Jeffery led the way for the trio with a catch rate of 58.9-percent, placing him 63rd in the league among wide receivers. Agholor came in 76th at 56.5-percent as Arcega-Whiteside finished well outside of the top 100 with a 33.3% catch rate.

What I’m getting at here is, the Eagles were desperate for plug-and-play receiver help and that’s why Reagor gets the best jump-start of all rookie wide-outs.

Break Down

Let’s also take a look at Reagor’s Combine figures. At the combine he measured at 206-pounds, running a 4.47 40-yard dash. He posted a 4.46 short shuttle and 7.31 three-cone-drill as well.

These numbers relate a bit to Agholor as he is 6-foot-0 compared to Reagor’s 5-foot-11 frame and is 198 pounds. He also posted a 4.42 40. This would point towards Reagor stepping in to take Agholor’s slot position (which will happen.)

What is interesting about this is how vastly different his pro day numbers are from those posted at the combine.

He dropped eight pounds to get to 197.6-pounds. He went on to run a 4.22 and 4.28 40-yard-dash. Let’s also not forget that this was a virtual pro day so take these figures with a grain of salt.

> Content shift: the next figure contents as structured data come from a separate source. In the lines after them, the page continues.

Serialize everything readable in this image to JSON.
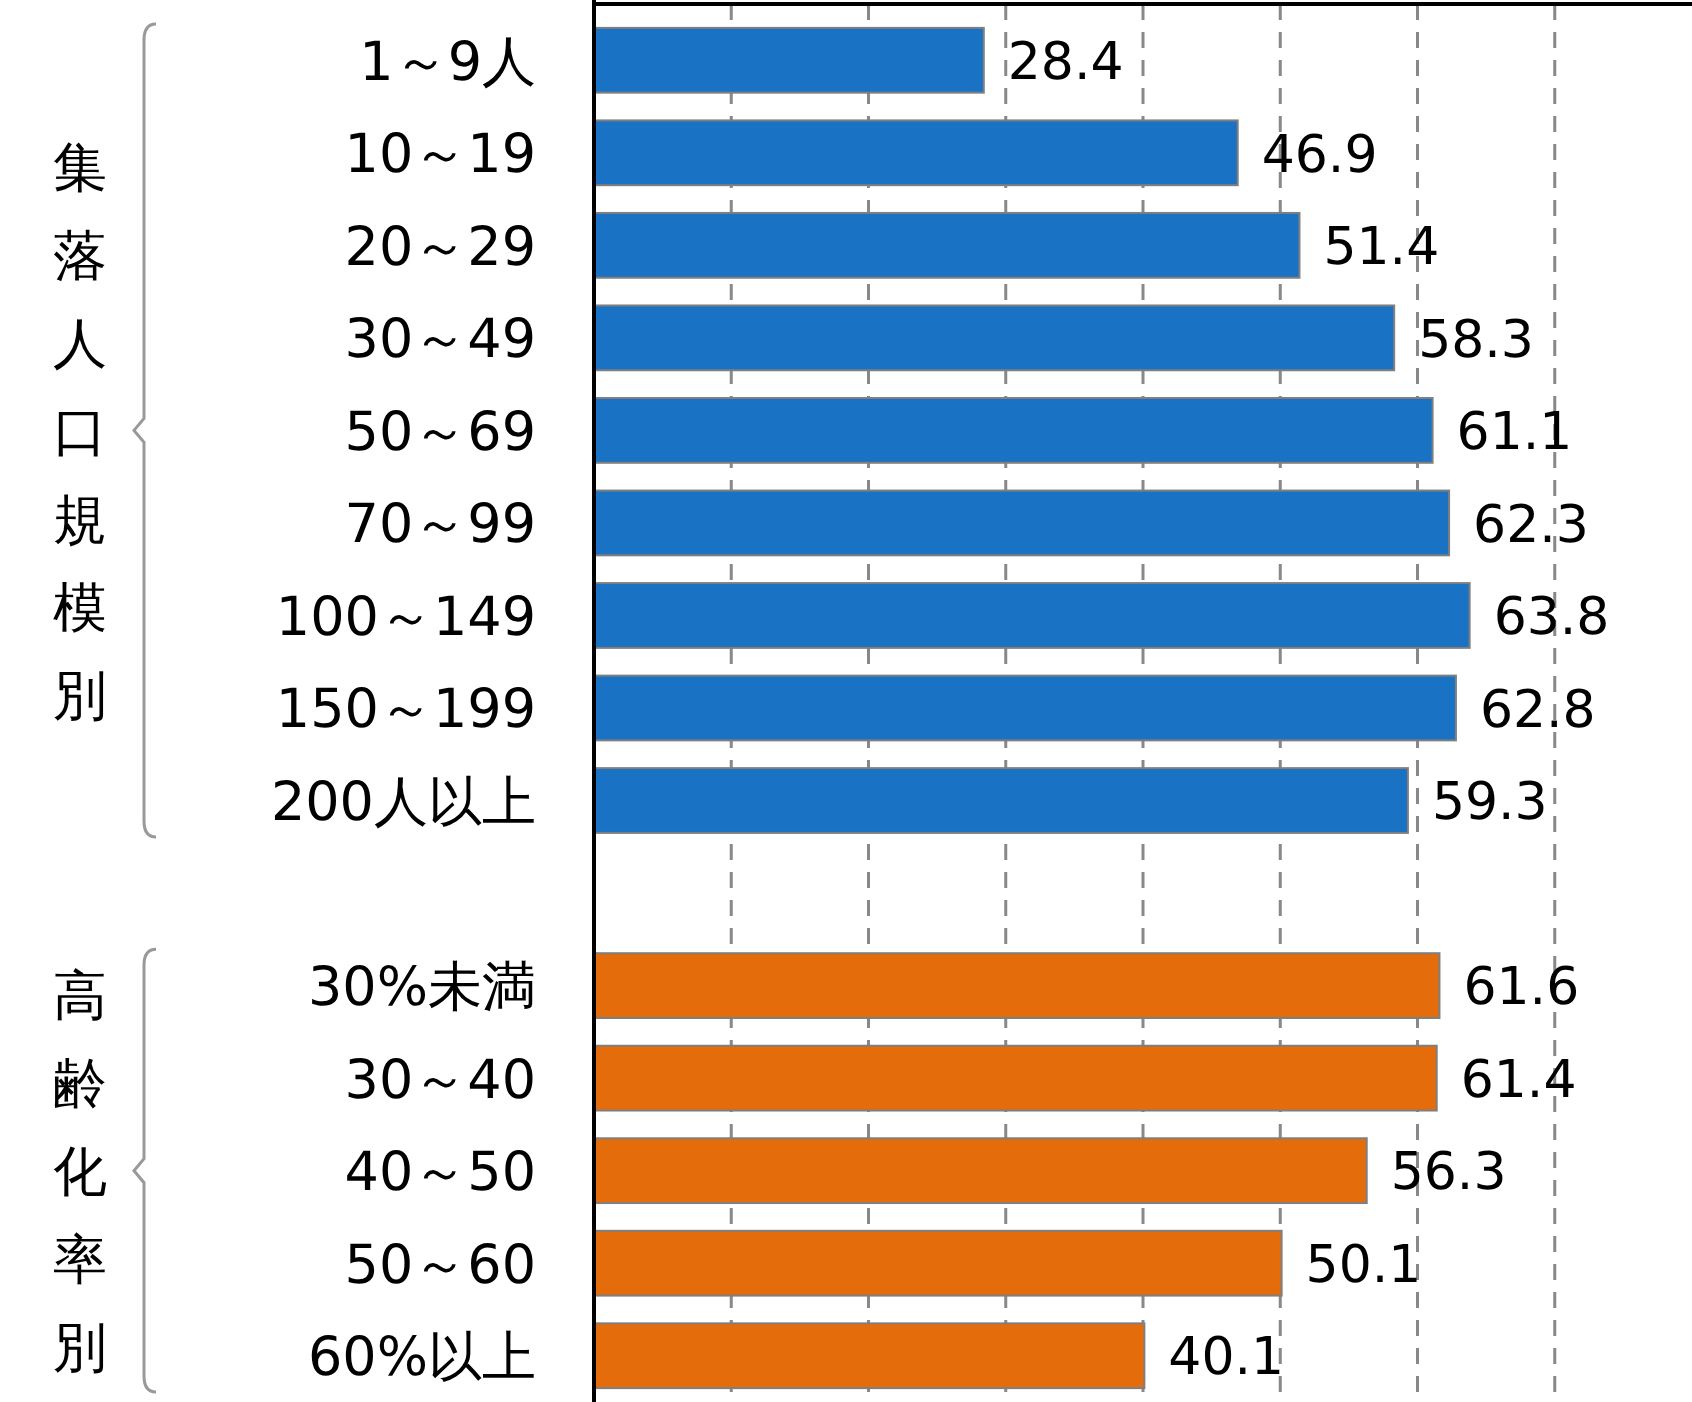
{
  "chart_data": {
    "type": "bar",
    "orientation": "horizontal",
    "categories": [
      "1～9人",
      "10～19",
      "20～29",
      "30～49",
      "50～69",
      "70～99",
      "100～149",
      "150～199",
      "200人以上",
      null,
      "30%未満",
      "30～40",
      "40～50",
      "50～60",
      "60%以上"
    ],
    "values": [
      28.4,
      46.9,
      51.4,
      58.3,
      61.1,
      62.3,
      63.8,
      62.8,
      59.3,
      null,
      61.6,
      61.4,
      56.3,
      50.1,
      40.1
    ],
    "colors": [
      "#1a72c4",
      "#1a72c4",
      "#1a72c4",
      "#1a72c4",
      "#1a72c4",
      "#1a72c4",
      "#1a72c4",
      "#1a72c4",
      "#1a72c4",
      null,
      "#e46c0a",
      "#e46c0a",
      "#e46c0a",
      "#e46c0a",
      "#e46c0a"
    ],
    "xlim": [
      0,
      80
    ],
    "xticks": [
      {
        "value": 10,
        "label": null
      },
      {
        "value": 20,
        "label": null
      },
      {
        "value": 30,
        "label": null
      },
      {
        "value": 40,
        "label": null
      },
      {
        "value": 50,
        "label": null
      },
      {
        "value": 60,
        "label": null
      },
      {
        "value": 70,
        "label": null
      }
    ],
    "tick_labels": "y",
    "grid": "x",
    "line_style": "dashed",
    "data_labels": true,
    "annotations": [
      "集落人口規模別",
      "高齢化率別"
    ]
  }
}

Anyhow, his short shuttle was reported to come in at 3.97 and 4.04 as his three-cone-drill was 6.75 and 6.72. All of these are vastly improved from his combine stats.

Now, this can be contributed a bit to the eight pound loss over the month-plus between the two events. But to me, these numbers are way too different for just eight pounds to be the difference.

If the numbers are to be true as reported, this points towards his inability to prepare for important events, such as the NFL combine. However, he still secured a first round selection.

Additionally, if the reports of 4.22 and 4.28 speed are true at 197.6 pounds is true, comparing him to the other speedy receivers of the league, it would put Reagor in a league of his own.

Tyreek Hill, Marquise Goodwin, Bradin Cooks, Tavon Austin and Henry Ruggs, who all have at least 4.34 40-yard-speed, all are at-least 10-pounds lighter than Reagor.

Statistical Breakdown

We can assume that the Eagles will slide Reagor into the slot receiver position, with Agholor now in Las Vegas.

In 2017, Carson Wentz threw to his slot receiver 17-percent of the time and 15-percent of the time in 2018 and 2019. Let’s average this out to 16-percent.

When it comes to the red zone, Wentz turns to his slot receiver even more. In 2017 he targeted his slot receiver 45-percent of the time, 37-percent of the time in 2018 and 22-percent of the time in 2019.

If we take Wentz’ stats over the last four years, and producing 16-game averages in seasons he didn’t play all 16 games, and averaging them out, we get a stat line of 577 attempts, 373 completions, 4,189 yards and 33 touchdowns.

Taking 16-percent of attempts and completions puts Reagor at 92-targets and 60-receptions. From there, Reagor averaged 17.5, 14.7 and 14.2 yards-per-reception across his three years in college.

Pumping that down to 12 yards-per-reception in the NFL puts his yards at 720 yards.

Averaging out Wentz’ red zone targets to his slot receiver from 2017-2019, puts it at 35-percent. At 33 touchdowns that puts Reagor’s potential touchdowns at 12. Let’s remove a few to account for longer passing touchdowns and give him eight.

This puts him at 180 fantasy points with a projected like of 60 receptions, 720 yards and eight touchdowns. This year he would be at WR35.

Something also worth noting is that Wentz ranked sixth in the league last season with 69 deep pass attempts. He also was tied for seventh with a 58-percent deep ball catchable-percentage. With Reagor’s speed, this will add yards, touchdowns and fantasy value.

Reagor may have the most immediate impact of any rookie receiver but in the long-term, his fantasy out-put is limited.